Dos teus olhos desvanecem criações maravilhosas, protegidas pelo meu amor. Arruinadas são as intenções que tentam deturpar a felicidade estendida ao longo de um encanto conquistador.

A única riqueza permanecida no fundo de minhas mãos é a sentença da tua decisão, escolheste ficar comigo, mas em tempos nunca me viste com olhos de amor, mas com olhos de amigo. Que saudade eu tenho de uma bela história de amor, mas num momento constrangedor, tive medo de te perder, tive medo de chorar devido à minha arrogância e orgulho. Arrependo-me de tudo o que disse, pois na minha inocência não passaram de palavras pronunciadas sem querer.

Neste momento, pairam aflições em redor do meu dorso, estás longe do meu coração e invisível ao meu olhar, mas este momento de esforço, talvez seja um pequeno sinal para eu te poder conquistar. No inverno, fico debruçado na areia da praia, enrola-se em mim a água do mar, como uma espécie de silhueta humana, ficando à tua espera, desesperado, nas encostas e recantos deste ar sobressaído em felicidade.

Fiquei quieto, pairado nas inquietações da tua imagem soberana, irrequieto num momento de saudade, num grito de liberdade. És a minha paixão, o amor de toda a minha vida.

Reencarnei no teu adorado pensamento, debruçado numa esperança persuadida. Adorado sou pela tua imaginária credibilidade, sou teu homem, o ser que te dá plena luz apaixonada nesta tela imaginária, escrita no esboço da tua irmandade.
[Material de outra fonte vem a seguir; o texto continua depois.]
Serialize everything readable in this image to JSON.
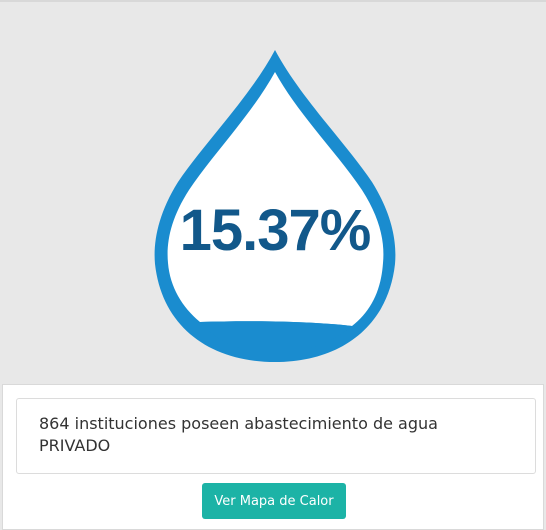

Paixão sofrida, glória vivida, somos amantes em momentos impossíveis, somos místicos adorados num campo concentrado e suportado por descendências invisíveis.

Que hei-de eu mais dizer? Que hei-de eu mais fazer? Presumo que ainda estejas apaixonada por mim, num espaço inóspito onde caíste sem querer. Que hei-de mais falar? Que hei-de mais cantar, no teu enorme coliseu aberto a todos os meus sigilos esforçados em tua boca beijar. És sem dúvida o meu amor, a minha alma, o meu percurso amoroso, a minha sina preciosa, o meu ser todo poderoso. Amo-te.